Open items deferred to follow-up (not blocking this decision)

  • Post-delivery hosting: whether/how long the factory keeps a customer's live site running after handover, and who bears the (currently $0, free-tier) cost and credential ownership. Default until decided: factory hosts during engagement only; post-delivery the customer runs the exported bundle.
  • Custom-domain strategy per customer.

Alternatives Considered

Per-DAE CSV → HTML (status quo)

Zero infrastructure and perfectly customer-independent, but no referential integrity, no cross-DAE view, and active sprawl across solution folders. Rejected: it is a degraded approximation of an EA repository, which is exactly what LeanIX is meant to be.

Per-DAE D1 (one database per request)

Kills sprawl within a single request but keeps each DAE an island — no enterprise-wide model, defeating the "enterprise architecture" purpose. Rejected in favour of per-customer scope.
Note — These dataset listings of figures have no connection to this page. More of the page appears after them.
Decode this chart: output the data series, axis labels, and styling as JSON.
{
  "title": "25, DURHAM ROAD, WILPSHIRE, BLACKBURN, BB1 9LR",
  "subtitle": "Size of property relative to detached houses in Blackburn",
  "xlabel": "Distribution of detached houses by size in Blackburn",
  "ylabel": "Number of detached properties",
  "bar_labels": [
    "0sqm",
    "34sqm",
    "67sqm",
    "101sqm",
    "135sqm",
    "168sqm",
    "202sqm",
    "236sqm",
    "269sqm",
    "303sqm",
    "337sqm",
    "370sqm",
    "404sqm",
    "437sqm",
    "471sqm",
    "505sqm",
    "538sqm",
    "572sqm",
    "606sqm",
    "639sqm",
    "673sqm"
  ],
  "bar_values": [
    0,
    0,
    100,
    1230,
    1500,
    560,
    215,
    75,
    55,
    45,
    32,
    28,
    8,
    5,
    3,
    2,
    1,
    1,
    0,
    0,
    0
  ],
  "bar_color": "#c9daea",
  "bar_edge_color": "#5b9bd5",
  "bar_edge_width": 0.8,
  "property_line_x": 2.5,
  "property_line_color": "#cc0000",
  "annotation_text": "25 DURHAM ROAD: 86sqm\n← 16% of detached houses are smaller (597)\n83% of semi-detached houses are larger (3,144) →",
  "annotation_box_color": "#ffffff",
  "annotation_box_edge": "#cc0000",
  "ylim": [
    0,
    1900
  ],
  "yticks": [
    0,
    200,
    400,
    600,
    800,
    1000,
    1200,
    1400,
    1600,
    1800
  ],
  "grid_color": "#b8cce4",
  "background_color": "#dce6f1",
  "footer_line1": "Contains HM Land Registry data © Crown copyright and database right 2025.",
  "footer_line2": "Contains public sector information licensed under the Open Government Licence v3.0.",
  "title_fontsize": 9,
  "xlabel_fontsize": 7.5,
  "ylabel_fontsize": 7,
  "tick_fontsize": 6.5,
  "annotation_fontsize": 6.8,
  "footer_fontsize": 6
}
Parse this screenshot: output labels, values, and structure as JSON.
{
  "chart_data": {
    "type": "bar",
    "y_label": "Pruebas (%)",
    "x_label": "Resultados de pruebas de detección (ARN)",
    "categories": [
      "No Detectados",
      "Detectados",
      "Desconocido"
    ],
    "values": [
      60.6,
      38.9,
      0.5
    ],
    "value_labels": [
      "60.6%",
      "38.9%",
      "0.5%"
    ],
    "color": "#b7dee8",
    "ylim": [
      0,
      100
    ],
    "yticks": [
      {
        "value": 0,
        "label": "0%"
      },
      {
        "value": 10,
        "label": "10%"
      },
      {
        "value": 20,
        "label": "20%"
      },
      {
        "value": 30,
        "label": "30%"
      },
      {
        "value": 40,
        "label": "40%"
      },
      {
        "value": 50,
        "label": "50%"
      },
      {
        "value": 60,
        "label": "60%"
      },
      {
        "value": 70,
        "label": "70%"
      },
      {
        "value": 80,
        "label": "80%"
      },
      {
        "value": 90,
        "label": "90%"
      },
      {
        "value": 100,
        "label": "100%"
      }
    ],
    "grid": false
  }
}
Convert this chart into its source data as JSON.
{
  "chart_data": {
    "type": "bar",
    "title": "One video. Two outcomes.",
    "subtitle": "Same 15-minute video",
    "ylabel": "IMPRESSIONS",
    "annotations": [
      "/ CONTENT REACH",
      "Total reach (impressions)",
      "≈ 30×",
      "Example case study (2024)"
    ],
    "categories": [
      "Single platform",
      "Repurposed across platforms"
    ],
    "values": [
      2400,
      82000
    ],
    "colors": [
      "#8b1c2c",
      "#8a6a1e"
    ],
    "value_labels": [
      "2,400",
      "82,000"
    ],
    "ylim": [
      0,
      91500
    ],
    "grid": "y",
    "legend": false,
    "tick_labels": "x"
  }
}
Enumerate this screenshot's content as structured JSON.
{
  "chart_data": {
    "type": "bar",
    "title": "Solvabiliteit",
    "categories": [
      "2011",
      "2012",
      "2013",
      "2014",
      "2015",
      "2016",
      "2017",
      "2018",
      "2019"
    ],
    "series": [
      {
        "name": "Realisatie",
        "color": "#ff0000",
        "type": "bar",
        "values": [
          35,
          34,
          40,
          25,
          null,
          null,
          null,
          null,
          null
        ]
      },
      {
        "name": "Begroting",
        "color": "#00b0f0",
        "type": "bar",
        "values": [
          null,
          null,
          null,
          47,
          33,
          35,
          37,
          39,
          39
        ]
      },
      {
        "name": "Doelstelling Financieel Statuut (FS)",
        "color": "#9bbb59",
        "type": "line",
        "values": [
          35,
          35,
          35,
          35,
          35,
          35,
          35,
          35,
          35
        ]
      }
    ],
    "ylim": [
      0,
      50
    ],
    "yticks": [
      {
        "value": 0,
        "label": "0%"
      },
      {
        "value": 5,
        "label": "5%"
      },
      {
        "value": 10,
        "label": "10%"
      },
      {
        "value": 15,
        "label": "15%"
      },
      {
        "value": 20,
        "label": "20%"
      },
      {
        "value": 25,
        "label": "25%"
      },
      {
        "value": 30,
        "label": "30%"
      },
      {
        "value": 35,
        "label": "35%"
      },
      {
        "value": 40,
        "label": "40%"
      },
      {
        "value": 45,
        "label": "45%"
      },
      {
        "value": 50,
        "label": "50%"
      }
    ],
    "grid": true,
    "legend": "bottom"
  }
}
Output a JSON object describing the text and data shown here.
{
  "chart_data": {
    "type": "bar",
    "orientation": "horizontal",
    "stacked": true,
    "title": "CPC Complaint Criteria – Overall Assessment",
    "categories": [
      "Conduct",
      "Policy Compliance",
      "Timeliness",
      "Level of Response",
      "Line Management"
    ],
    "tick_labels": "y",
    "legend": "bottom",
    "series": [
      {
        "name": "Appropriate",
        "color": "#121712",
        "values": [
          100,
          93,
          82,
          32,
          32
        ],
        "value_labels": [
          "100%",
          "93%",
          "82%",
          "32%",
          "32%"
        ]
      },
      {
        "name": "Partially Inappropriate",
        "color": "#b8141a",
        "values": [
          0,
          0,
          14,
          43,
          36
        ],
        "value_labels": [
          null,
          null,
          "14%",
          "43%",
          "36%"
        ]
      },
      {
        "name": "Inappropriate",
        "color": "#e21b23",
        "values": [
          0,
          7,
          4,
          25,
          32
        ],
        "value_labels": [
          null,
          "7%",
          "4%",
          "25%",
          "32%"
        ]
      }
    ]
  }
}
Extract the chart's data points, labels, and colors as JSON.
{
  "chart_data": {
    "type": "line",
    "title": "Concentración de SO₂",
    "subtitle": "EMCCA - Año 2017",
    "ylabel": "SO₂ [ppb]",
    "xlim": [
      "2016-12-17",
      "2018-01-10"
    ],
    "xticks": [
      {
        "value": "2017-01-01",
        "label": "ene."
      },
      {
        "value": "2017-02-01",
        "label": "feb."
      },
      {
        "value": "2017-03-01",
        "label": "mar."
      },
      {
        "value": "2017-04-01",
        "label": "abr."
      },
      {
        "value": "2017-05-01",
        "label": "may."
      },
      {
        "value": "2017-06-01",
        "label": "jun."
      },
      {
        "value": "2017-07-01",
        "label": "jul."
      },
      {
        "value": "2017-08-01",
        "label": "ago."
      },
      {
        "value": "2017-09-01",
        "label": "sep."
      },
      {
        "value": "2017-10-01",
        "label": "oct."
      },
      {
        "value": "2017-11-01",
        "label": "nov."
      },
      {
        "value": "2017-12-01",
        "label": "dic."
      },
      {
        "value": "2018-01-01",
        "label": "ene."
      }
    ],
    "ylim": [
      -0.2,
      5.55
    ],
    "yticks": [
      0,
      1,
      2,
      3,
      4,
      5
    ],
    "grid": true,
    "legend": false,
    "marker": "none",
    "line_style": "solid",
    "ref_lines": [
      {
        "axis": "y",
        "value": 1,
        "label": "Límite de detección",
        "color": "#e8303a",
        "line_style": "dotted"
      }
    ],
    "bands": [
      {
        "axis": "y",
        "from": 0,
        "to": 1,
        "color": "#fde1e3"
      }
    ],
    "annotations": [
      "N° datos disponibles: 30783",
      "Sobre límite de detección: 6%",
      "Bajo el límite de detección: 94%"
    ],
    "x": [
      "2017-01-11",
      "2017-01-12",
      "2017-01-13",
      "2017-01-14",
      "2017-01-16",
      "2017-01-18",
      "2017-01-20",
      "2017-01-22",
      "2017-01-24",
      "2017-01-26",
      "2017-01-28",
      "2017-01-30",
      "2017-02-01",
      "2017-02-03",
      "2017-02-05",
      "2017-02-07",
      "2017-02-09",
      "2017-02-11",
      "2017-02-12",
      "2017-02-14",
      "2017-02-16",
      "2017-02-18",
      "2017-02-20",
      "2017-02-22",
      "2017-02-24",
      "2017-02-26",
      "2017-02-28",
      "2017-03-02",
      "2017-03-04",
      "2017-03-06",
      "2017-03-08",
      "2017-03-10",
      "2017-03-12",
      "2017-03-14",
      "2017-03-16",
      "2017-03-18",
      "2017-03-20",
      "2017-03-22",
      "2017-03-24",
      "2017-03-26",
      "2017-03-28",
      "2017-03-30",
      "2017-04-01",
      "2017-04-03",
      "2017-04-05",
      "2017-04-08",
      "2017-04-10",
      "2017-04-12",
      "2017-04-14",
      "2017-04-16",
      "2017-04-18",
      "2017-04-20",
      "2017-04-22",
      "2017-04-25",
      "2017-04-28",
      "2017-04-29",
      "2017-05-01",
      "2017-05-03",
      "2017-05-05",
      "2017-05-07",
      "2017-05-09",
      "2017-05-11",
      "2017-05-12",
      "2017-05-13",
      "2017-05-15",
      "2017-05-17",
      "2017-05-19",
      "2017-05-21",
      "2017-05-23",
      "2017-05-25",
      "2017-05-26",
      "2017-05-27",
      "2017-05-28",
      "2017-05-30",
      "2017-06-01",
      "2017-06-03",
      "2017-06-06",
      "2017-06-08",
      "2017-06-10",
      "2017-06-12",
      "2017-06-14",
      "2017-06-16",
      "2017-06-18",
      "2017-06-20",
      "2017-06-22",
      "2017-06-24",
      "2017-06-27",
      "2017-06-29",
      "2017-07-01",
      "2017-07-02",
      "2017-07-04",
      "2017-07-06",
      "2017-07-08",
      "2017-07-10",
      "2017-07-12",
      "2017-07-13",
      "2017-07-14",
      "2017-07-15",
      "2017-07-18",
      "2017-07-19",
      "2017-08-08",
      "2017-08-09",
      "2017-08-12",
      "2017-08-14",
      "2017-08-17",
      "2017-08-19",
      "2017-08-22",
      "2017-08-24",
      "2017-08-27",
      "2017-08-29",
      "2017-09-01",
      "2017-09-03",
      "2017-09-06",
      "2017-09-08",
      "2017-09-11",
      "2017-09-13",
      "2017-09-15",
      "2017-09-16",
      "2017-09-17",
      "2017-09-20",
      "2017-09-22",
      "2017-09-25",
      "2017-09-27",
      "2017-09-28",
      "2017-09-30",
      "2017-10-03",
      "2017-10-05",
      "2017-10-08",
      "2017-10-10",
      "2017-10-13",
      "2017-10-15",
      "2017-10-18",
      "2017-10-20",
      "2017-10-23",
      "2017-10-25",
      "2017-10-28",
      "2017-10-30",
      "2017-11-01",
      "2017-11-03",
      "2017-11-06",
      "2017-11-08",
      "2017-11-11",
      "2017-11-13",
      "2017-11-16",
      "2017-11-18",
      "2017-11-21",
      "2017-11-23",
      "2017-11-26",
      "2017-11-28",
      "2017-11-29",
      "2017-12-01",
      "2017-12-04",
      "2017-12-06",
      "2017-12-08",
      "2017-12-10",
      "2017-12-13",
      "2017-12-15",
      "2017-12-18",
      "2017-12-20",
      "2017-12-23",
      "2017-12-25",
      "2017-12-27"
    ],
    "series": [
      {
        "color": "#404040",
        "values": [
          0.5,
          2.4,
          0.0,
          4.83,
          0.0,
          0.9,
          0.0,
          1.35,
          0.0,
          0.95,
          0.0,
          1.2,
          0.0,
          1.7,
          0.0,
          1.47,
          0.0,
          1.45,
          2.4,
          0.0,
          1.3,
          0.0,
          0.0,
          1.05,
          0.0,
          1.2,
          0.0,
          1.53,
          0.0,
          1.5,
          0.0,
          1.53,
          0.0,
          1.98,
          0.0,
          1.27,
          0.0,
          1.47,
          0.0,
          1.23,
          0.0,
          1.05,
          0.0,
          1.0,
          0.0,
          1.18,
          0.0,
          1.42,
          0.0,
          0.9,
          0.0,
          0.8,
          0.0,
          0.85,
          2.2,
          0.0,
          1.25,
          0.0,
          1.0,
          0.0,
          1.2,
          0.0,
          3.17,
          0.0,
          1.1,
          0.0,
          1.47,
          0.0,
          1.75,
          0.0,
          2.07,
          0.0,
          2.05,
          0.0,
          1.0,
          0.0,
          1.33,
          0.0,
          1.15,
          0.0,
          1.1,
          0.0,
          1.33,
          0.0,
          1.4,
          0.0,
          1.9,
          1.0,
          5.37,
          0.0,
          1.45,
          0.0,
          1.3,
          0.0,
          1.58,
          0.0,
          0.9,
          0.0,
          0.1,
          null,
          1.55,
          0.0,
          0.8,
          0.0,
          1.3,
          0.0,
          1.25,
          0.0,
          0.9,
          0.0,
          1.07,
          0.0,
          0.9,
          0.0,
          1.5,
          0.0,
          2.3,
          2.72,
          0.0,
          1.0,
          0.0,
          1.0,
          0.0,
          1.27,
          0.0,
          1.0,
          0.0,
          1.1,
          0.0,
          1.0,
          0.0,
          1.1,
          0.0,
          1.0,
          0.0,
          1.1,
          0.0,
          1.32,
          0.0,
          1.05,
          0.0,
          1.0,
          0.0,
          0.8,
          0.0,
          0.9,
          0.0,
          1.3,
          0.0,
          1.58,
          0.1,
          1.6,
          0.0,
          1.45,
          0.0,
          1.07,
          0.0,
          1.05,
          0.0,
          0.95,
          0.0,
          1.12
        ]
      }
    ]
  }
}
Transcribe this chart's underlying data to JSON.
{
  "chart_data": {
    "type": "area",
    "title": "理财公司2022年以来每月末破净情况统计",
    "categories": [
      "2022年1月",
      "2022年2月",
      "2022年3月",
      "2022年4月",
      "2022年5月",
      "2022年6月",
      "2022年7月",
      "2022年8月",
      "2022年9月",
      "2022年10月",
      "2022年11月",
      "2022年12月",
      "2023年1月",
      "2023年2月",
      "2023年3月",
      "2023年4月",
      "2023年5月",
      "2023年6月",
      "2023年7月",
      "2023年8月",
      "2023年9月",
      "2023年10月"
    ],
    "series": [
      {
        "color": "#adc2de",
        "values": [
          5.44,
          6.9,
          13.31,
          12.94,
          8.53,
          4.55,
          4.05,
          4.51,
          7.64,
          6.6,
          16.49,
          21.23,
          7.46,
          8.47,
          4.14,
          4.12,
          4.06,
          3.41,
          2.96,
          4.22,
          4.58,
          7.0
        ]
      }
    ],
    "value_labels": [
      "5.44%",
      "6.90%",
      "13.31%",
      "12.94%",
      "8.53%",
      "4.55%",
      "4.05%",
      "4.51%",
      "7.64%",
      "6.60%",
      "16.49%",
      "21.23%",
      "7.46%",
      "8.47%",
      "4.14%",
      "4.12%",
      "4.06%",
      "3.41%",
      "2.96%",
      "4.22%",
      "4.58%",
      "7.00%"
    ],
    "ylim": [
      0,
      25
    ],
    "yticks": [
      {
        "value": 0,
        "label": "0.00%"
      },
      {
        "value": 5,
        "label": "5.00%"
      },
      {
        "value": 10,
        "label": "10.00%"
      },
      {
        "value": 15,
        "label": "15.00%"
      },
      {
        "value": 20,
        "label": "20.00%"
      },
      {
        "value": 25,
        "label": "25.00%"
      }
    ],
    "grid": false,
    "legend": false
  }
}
Single shared D1 across all customers (catalog/customer column)

Simplest to operate, but places STM and Transgesco data in one database. Rejected outright: violates the customer data-isolation / compliance constraint.

Atlassian Assets / headless CMS as the store

Native object modelling (Assets) or strong publishing (CMS), but both introduce vendor lock-in and break the foundry independence rule (customer cannot run the deliverable without the SaaS). Rejected.

Consequences

Positive

  • One queryable enterprise model per customer; cross-DAE questions become answerable. Referential integrity is enforceable (orphan checks).
  • Compliance-grade customer isolation by construction.
  • Foundry rule preserved: portable .sqlite + CSV deliverable, no factory lock-in.
  • CSV-during-validation keeps the correction workflow unchanged; the DB step is additive, not disruptive.
  • Config-driven importer makes onboarding a new customer/DAE trivial.

Negative

  • agent-ea's output contract changes: a validated-upload step replaces loose CSV emission. Pipeline and leanix-catalog-extract toolkit must be updated (Phase 3a).
  • A build/publish step (CSV ⇄ D1 ⇄ Pages) now exists where there was a direct CSV → HTML render.
  • Factory now operates per-customer cloud resources (credentials, account hygiene) during engagements.

Neutral

  • Cloudflare free tier covers current volume; cost is $0 today but is a factory-account dependency to track.
  • wrangler.toml is swapped in place per customer at deploy time (wrangler.{customer}.toml are the sources of truth) because pages deploy does not accept a custom config path.
  • Existing STM DAEs without Object/Relation catalogs (e.g. DAE-0006, Jira-only) are simply not ingested; no data loss, they were never catalog sources.